Точнее сказать, возникни этот вопрос в такой грубой и упрощенной форме, никого из нас здесь, наверное бы, не было, мы не шли бы бок о бок, согреваемые чувством общности, в направлении, диктуемом какой-то неведомой силой, а, забыв об общности, в страхе разбежались бы по своим, быть может, уютным, или убогим, или роскошным норам, тогда это была бы не масса, а разъяренное, несущееся сломя голову стадо, бессмысленно разрушающий все на своем пути сброд, ибо люди, в сущности, точно так же, как и дикие звери, в конечном счете неизменно стремятся к миру, к теплу, к уютному гнездышку, к возможности беспрепятственно размножаться и воинственными делаются лишь тогда, когда им не удается защитить партнера, свой дом, пропитание или потомство, но даже и в этом случае первой их мыслью является отнюдь не убийство!

Именно так было и в тот час, в тот теплый осенний вечер вся наша воинственность проявлялась лишь в том, что мы шли вместе, что нас было много, и шествие это, конечно же, было направлено против чего-то или кого-то, но было пока неясно, против чего и кого конкретно, каждый нес с собой свои наболевшие мысли, бремя бед и личных обид и свои вопросы, на которые он пока что не мог дать ответа, а если уже и дал, то не знал с уверенностью, как отнесутся к его решению остальные, и поэтому все кричали, что-то скандировали или безмолвствовали.

Я не думаю, что в этом водовороте было хоть что-нибудь совсем ничего не значащее: каждый возглас и лозунг, каждая стихотворная строчка и даже молчание! были массовым испытанием и массовым поиском общих чувств, точек соприкосновения, возможного сходства и подобия.

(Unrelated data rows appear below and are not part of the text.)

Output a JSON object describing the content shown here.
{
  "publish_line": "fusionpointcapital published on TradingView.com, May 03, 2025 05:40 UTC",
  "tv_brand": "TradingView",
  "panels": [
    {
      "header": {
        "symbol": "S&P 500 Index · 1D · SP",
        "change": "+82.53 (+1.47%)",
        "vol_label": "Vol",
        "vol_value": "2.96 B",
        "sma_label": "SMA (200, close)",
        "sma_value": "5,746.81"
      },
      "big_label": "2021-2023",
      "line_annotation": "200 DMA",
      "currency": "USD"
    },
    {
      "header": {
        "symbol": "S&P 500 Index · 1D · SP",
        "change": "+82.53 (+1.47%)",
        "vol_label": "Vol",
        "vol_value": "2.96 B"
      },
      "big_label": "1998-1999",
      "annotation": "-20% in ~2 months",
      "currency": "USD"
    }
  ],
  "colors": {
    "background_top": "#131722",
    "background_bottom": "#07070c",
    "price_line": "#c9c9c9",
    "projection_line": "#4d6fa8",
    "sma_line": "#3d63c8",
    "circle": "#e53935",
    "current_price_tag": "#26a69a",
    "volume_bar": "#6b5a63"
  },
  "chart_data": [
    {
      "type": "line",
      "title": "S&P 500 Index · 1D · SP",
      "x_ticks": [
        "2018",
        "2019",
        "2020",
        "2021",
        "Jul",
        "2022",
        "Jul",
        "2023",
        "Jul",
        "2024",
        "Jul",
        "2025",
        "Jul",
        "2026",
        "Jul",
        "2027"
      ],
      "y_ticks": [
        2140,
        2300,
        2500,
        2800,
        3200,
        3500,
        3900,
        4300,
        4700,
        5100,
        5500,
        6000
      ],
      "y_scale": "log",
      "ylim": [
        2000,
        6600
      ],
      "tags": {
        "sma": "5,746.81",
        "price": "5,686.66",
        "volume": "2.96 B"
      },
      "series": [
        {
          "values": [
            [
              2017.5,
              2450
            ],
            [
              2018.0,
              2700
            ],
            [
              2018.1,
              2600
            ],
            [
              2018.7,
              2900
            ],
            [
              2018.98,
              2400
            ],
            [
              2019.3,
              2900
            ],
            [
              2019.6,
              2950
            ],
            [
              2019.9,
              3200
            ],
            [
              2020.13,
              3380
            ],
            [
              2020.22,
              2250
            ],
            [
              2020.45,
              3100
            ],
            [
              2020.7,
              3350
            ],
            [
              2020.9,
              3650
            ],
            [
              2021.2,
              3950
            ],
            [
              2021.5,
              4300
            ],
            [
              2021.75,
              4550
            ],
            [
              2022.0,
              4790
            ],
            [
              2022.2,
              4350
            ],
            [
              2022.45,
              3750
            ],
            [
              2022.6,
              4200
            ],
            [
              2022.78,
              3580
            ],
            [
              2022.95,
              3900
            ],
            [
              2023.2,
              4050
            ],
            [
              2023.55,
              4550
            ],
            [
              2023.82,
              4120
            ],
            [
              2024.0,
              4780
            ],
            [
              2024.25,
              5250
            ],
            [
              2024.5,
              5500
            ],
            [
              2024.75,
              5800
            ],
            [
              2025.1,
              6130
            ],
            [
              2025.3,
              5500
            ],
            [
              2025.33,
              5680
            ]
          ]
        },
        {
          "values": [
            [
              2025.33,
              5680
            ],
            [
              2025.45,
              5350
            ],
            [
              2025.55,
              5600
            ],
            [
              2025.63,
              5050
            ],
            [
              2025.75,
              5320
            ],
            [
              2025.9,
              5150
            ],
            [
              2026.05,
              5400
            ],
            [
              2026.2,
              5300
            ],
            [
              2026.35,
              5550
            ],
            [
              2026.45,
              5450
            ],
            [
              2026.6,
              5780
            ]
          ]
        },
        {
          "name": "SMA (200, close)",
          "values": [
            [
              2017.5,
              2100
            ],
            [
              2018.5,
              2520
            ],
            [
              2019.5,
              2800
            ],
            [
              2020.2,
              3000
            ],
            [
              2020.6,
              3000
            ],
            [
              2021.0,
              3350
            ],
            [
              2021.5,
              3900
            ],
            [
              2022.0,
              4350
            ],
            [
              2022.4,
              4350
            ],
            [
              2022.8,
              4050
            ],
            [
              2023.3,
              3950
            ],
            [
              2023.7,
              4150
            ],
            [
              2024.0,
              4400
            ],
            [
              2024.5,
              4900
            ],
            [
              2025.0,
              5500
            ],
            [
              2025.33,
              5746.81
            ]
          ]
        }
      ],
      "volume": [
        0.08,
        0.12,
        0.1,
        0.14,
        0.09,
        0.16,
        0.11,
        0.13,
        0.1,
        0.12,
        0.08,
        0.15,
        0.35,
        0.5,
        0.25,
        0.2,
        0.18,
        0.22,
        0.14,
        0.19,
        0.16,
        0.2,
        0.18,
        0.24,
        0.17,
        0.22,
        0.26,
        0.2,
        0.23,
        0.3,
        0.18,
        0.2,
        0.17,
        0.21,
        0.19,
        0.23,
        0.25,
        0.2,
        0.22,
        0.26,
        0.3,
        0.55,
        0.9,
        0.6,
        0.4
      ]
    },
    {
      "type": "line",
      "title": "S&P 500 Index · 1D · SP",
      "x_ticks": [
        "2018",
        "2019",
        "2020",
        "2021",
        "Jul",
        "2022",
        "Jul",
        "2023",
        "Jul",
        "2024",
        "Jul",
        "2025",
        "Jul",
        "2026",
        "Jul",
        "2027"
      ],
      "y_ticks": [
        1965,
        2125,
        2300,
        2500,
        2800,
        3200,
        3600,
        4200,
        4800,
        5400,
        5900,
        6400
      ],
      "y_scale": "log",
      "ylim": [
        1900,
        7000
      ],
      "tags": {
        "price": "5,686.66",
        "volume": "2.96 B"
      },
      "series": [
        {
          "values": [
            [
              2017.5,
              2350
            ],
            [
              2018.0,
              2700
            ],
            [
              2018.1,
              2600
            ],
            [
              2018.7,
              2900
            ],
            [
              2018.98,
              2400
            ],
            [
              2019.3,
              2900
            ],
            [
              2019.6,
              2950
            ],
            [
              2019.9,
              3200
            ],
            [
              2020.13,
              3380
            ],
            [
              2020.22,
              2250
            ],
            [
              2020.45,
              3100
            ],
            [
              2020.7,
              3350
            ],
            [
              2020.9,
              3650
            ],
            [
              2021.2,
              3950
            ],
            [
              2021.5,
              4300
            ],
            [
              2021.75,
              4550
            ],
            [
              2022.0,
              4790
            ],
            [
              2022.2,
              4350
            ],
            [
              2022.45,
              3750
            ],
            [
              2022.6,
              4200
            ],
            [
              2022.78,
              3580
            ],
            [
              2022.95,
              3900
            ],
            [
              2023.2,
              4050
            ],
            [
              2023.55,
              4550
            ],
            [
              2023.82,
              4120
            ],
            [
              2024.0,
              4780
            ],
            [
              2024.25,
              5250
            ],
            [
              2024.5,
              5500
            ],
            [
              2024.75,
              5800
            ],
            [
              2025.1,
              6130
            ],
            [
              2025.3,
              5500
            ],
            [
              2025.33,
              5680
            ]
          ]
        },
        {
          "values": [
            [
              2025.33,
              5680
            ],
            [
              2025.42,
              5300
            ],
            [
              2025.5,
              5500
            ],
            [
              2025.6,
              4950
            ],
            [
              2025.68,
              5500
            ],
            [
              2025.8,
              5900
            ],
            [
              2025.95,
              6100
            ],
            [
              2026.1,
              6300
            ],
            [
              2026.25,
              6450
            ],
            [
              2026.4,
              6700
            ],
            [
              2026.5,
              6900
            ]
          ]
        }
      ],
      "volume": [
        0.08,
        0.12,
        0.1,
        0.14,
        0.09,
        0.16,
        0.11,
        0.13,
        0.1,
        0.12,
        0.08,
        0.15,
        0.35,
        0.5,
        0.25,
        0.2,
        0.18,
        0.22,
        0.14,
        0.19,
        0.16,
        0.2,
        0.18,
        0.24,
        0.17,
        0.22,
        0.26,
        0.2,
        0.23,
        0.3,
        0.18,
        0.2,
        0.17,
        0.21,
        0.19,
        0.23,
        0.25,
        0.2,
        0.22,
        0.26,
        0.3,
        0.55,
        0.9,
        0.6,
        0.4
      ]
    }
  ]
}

А объекты, будь то моя рейсшина, стихотворение или национальный флаг, просто-напросто создавали пространство для наших мыслей, пространство, в пределах которого можно было думать о вещах, не имевших словесного выражения, и в этом смысле они были лишь внешними знаками бессловесных животных инстинктов или бесформенно мрачных индивидуальных чувств, пространством, в котором эти чувства формировались, то есть были не вещью и не событием, а лишь поводом для чего-то.

От слепящего света прожекторов я закрыл глаза.

Если бы я мог говорить об этом, пусть не с ним, пусть только с самим собой, то я рассказал бы о том, что после того, как мы, падая друг через друга, вырвались наконец из этого человеческого месива на площади Маркса и бегом догнали колонну, во мне вдруг что-то необратимо переменилось, я просто забыл,

что только что собирался домой, и в этом повинен был город, который, складываясь из камней в дома, а из домов – в улицы, четко определял направления и возможности.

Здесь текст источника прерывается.